As a child of these immigrants, I have to say that I’m pretty lucky to be living the life I am now. Kids my age would practically be married and forced to do labor, which is devastating but it happens a lot in third world countries. It isn’t easy being a Muslim and adjusting to American culture, especially when my religion is targeted throughout the media. As an American citizen and Muslim, I want people to know that I mean no harm to them in any shape or form. My religion shouldn’t have to define how people view me, my actions should. My parents came to this country to seek a new life; one that didn’t involve warfare and gunshots. They came here because they wanted their kids to pursue the education that they never got to receive. My mother feared leaving her house because children were killed and mercilessly raped everyday. She didn’t want me to grow up in that type of environment, especially because she knew the effects it would have on my future and health. My father came here because he didn’t want me to have to starve every day like he did and work both day and night in order to make a profit. He made sure I was spoiled with toys and nonstop affection because these were things that my parents never had while growing up. They were forced to age fast and till this day, they sacrifice so much of their time trying to make sure I grow up to be an independent adult.

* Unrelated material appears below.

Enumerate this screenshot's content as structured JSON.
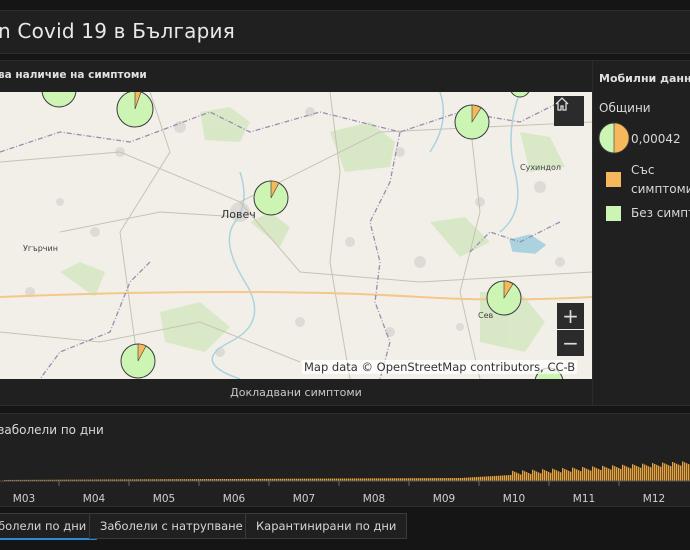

This battle to lead a new lifestyle all started with with one word; sacrifice. My parents sacrificed their culture in order to adapt to a new one. They sacrificed their well being in order for me to have a better and bright future. They sacrificed their youth so that they could provide for the family with a sufficient amount of food. They sacrificed their sleep so that I could get an education and be able to afford college. Making them proud is not an option, it’s a must. If it’s a sacrifice I must make, then so be it, but nothing will stop me from reaching my endgame. I have a purpose and although I don’t know what it is yet, one thing is for certain. I need to create a positive change and the be the voice for those who aren’t heard.